Muhammad's work with other victims of domestic violence has helped her own emotional growth. She incorporated her nonprofit, After the Trauma, last year and has had more than three dozen speaking engagements this year. She has also developed a journal for abuse victims and has a contract to write a book about her experience. And her work is a family affair: All the children have tagged along to her talks, preparing brochures and organizing her mother's files.
"I had to find a way of turning all this tragedy into some kind of positive," Muhammad said. "Perhaps my experience with John will trigger some emotion within them to cause them to act and make a decision not to live in a domestic-violence situation."
And she found love. She married counselor Reuben Muhammad, 43, in August 2007.
Every once in a while, the past creeps back. Even though John Muhammad is in a maximum-security prison in southern Virginia, she still carries an order of protection in her purse.
"He's tried to escape three times already," she said. "Not that it's a shield or anything. . . . It's a reminder."
Muhammad said that her children have not had any contact with Malvo or their father, nor have they asked to do so, nor has their father tried to contact them. But there is the possibility that John Muhammad will ask to see them as a last request before being executed. It's a day she is dreading. During a two-hour interview last week, it was the only time she showed any vulnerability.
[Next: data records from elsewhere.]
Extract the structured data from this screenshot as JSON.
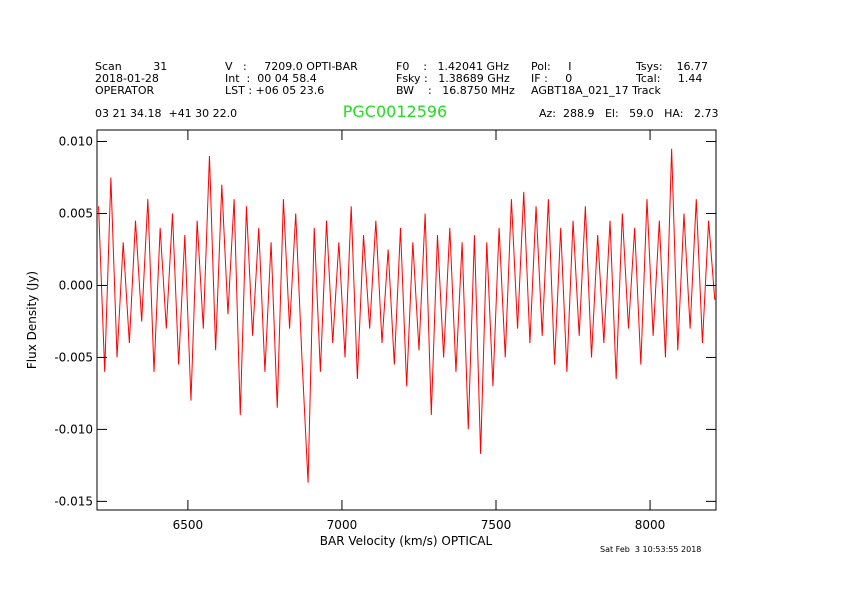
{
  "chart_data": {
    "type": "line",
    "title": "PGC0012596",
    "header": {
      "col1": [
        "Scan         31",
        "2018-01-28",
        "OPERATOR"
      ],
      "col2": [
        "V   :     7209.0 OPTI-BAR",
        "Int  :  00 04 58.4",
        "LST : +06 05 23.6"
      ],
      "col3": [
        "F0    :   1.42041 GHz",
        "Fsky :   1.38689 GHz",
        "BW    :   16.8750 MHz"
      ],
      "col4": [
        "Pol:     I",
        "IF :     0",
        "AGBT18A_021_17 Track"
      ],
      "col5": [
        "Tsys:    16.77",
        "Tcal:     1.44"
      ],
      "coords": "03 21 34.18  +41 30 22.0",
      "pointing": "Az:  288.9   El:   59.0   HA:   2.73"
    },
    "footer": "Sat Feb  3 10:53:55 2018",
    "xlabel": "BAR Velocity (km/s) OPTICAL",
    "ylabel": "Flux Density (Jy)",
    "xlim": [
      6205,
      8214
    ],
    "ylim": [
      -0.0156,
      0.0108
    ],
    "xticks": [
      6500,
      7000,
      7500,
      8000
    ],
    "yticks": [
      {
        "value": 0.01,
        "label": "0.010"
      },
      {
        "value": 0.005,
        "label": "0.005"
      },
      {
        "value": 0,
        "label": "0.000"
      },
      {
        "value": -0.005,
        "label": "-0.005"
      },
      {
        "value": -0.01,
        "label": "-0.010"
      },
      {
        "value": -0.015,
        "label": "-0.015"
      }
    ],
    "x": [
      6210,
      6230,
      6250,
      6270,
      6290,
      6310,
      6330,
      6350,
      6370,
      6390,
      6410,
      6430,
      6450,
      6470,
      6490,
      6510,
      6530,
      6550,
      6570,
      6590,
      6610,
      6630,
      6650,
      6670,
      6690,
      6710,
      6730,
      6750,
      6770,
      6790,
      6810,
      6830,
      6850,
      6870,
      6890,
      6910,
      6930,
      6950,
      6970,
      6990,
      7010,
      7030,
      7050,
      7070,
      7090,
      7110,
      7130,
      7150,
      7170,
      7190,
      7210,
      7230,
      7250,
      7270,
      7290,
      7310,
      7330,
      7350,
      7370,
      7390,
      7410,
      7430,
      7450,
      7470,
      7490,
      7510,
      7530,
      7550,
      7570,
      7590,
      7610,
      7630,
      7650,
      7670,
      7690,
      7710,
      7730,
      7750,
      7770,
      7790,
      7810,
      7830,
      7850,
      7870,
      7890,
      7910,
      7930,
      7950,
      7970,
      7990,
      8010,
      8030,
      8050,
      8070,
      8090,
      8110,
      8130,
      8150,
      8170,
      8190,
      8210
    ],
    "series": [
      {
        "color": "#ff0000",
        "values": [
          0.0055,
          -0.006,
          0.0075,
          -0.005,
          0.003,
          -0.004,
          0.0045,
          -0.0025,
          0.006,
          -0.006,
          0.004,
          -0.003,
          0.005,
          -0.0055,
          0.0035,
          -0.008,
          0.0045,
          -0.003,
          0.009,
          -0.0045,
          0.007,
          -0.002,
          0.006,
          -0.009,
          0.0055,
          -0.0035,
          0.004,
          -0.006,
          0.003,
          -0.0085,
          0.006,
          -0.003,
          0.005,
          -0.005,
          -0.0137,
          0.004,
          -0.006,
          0.0045,
          -0.004,
          0.003,
          -0.005,
          0.0055,
          -0.0065,
          0.0035,
          -0.003,
          0.0045,
          -0.004,
          0.0025,
          -0.0055,
          0.004,
          -0.007,
          0.003,
          -0.0045,
          0.005,
          -0.009,
          0.0035,
          -0.005,
          0.004,
          -0.006,
          0.003,
          -0.01,
          0.0035,
          -0.0117,
          0.003,
          -0.007,
          0.004,
          -0.005,
          0.006,
          -0.003,
          0.0065,
          -0.004,
          0.0055,
          -0.0035,
          0.006,
          -0.0055,
          0.004,
          -0.006,
          0.0045,
          -0.0035,
          0.0055,
          -0.005,
          0.0035,
          -0.004,
          0.0045,
          -0.0065,
          0.005,
          -0.003,
          0.004,
          -0.0055,
          0.006,
          -0.0035,
          0.0045,
          -0.005,
          0.0095,
          -0.0045,
          0.005,
          -0.003,
          0.006,
          -0.004,
          0.0045,
          -0.001
        ]
      }
    ]
  }
}
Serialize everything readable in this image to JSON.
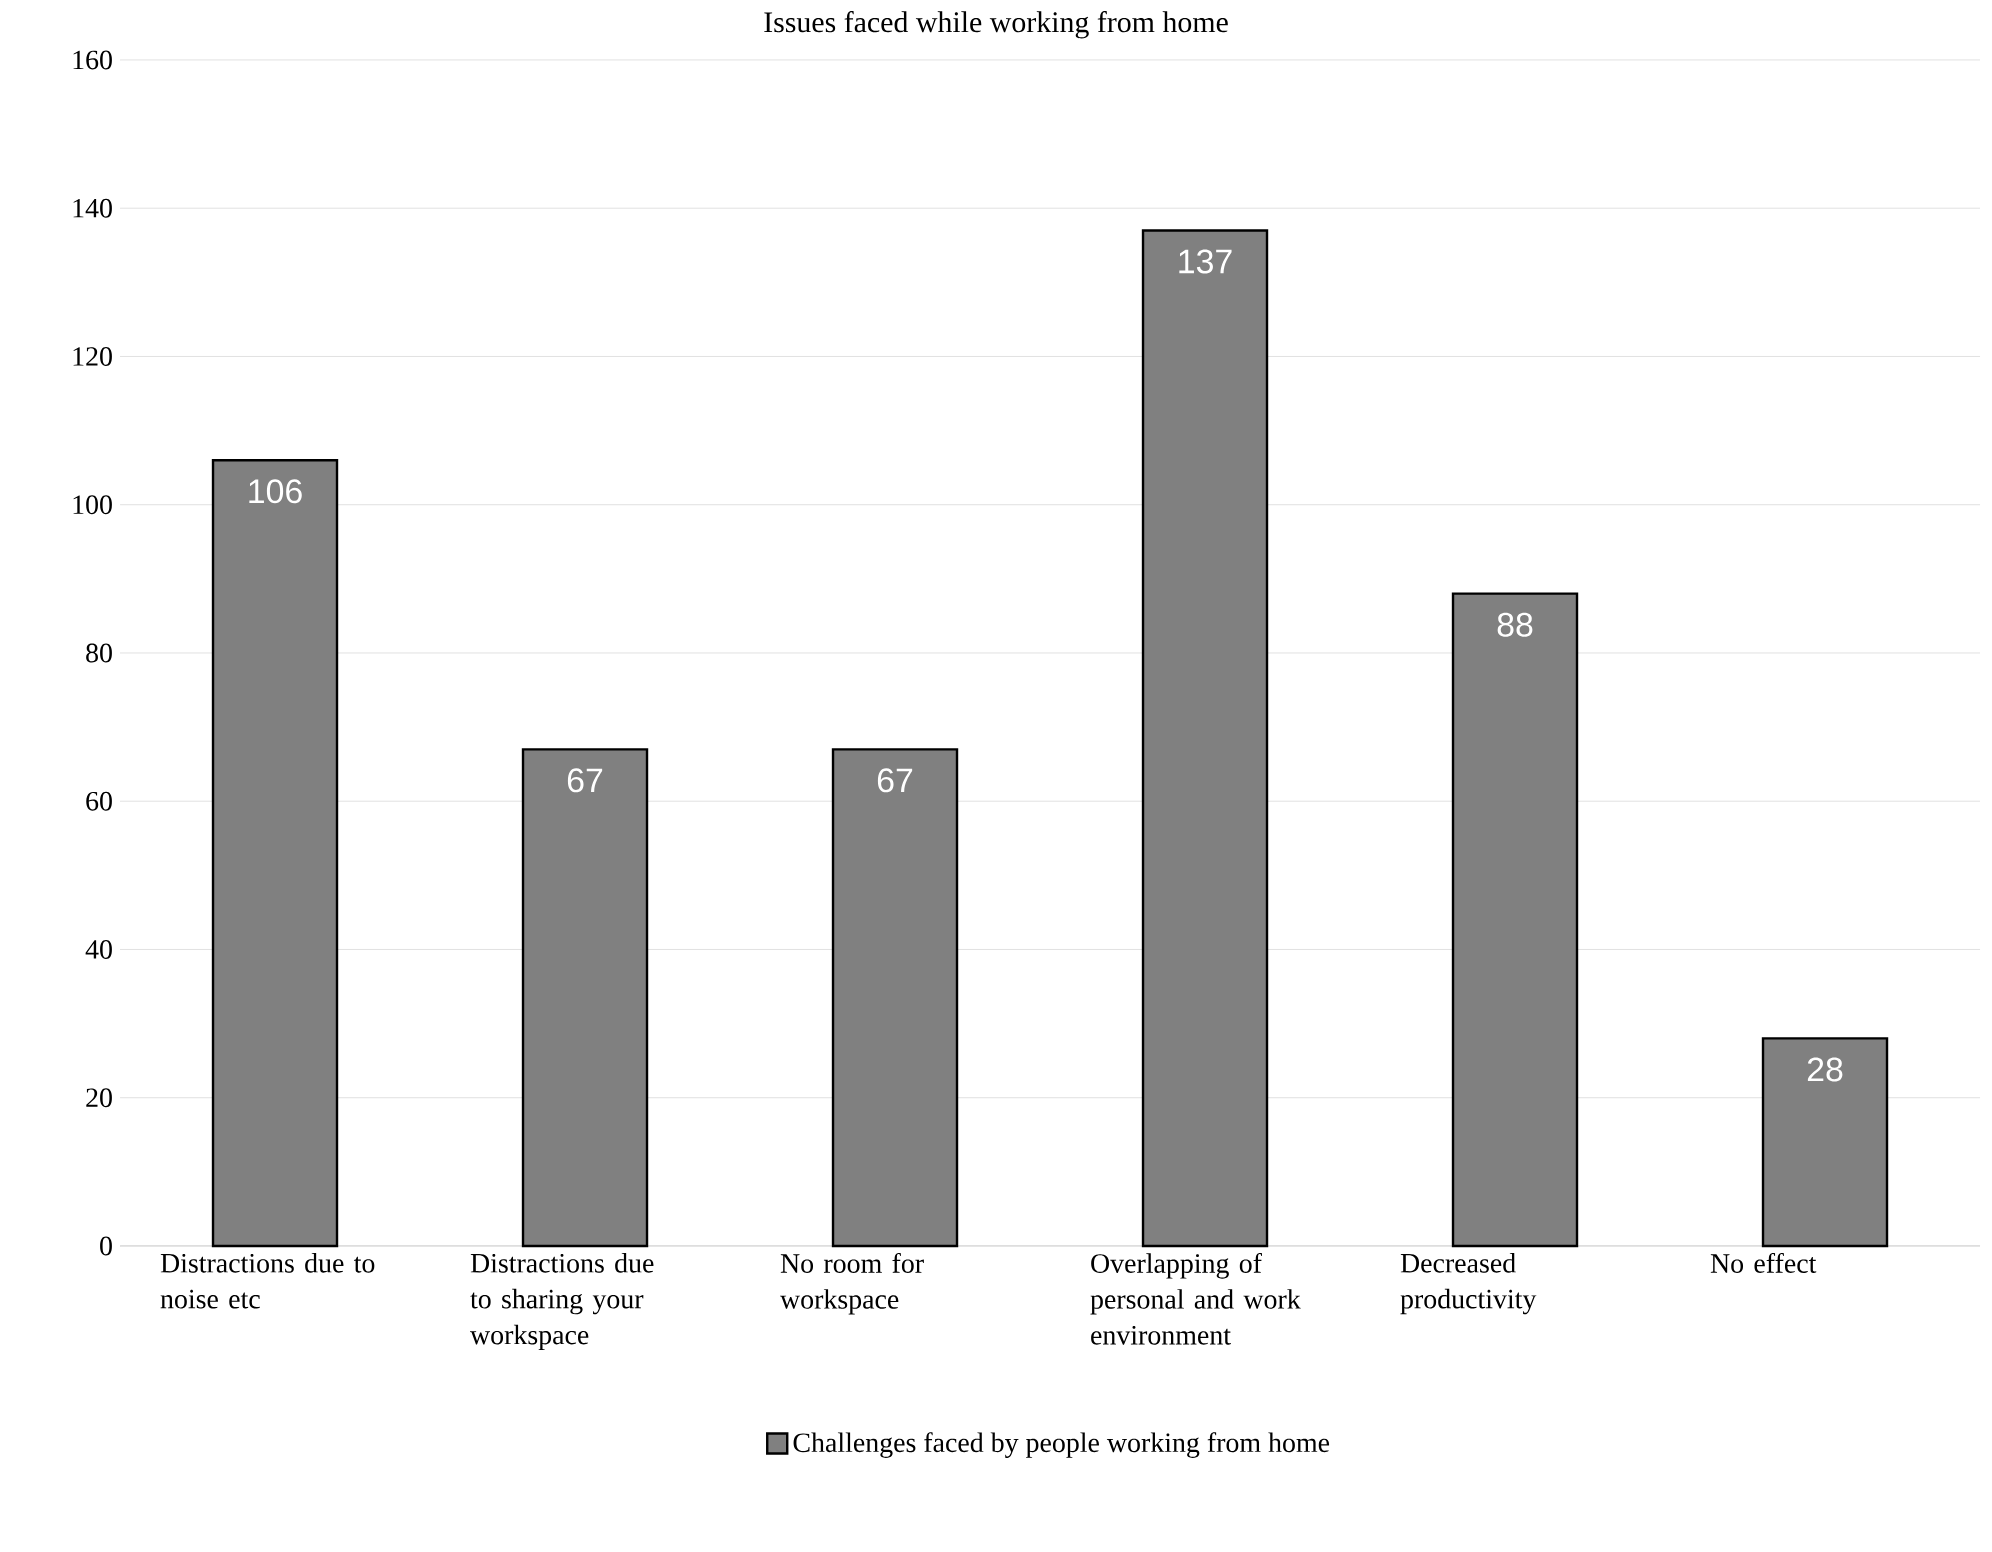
{
  "chart_data": {
    "type": "bar",
    "title": "Issues faced while working from home",
    "categories": [
      "Distractions due to noise etc",
      "Distractions due to sharing your workspace",
      "No room for workspace",
      "Overlapping of personal and work environment",
      "Decreased productivity",
      "No effect"
    ],
    "series": [
      {
        "name": "Challenges faced by people working from home",
        "color": "#808080",
        "values": [
          106,
          67,
          67,
          137,
          88,
          28
        ]
      }
    ],
    "ylim": [
      0,
      160
    ],
    "yticks": [
      0,
      20,
      40,
      60,
      80,
      100,
      120,
      140,
      160
    ],
    "grid": "y",
    "legend": "bottom",
    "data_labels": true
  }
}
"If he asks to see them?" She pauses. "I'm not going in there, so I'll have to find someone to go in there with them, someone who I can trust and won't let John use his words to upset them or plant seeds with them.
"Most people can say, 'I can't wait until he's killed. Then this whole thing will be over.' Well, it won't stop for us. Once he's executed, then that connection is gone. I can't imagine what they are going to feel."
But for Muhammad, the future is a challenge she willingly accepts. Having worked so hard, first to regain her children and then to help them heal, she revels in each moment she has with them.
"When my children are yelling and screaming around the house, I just sit back and listen. . . . It's like music to my ears," she said, smiling broadly, eyes gleaming.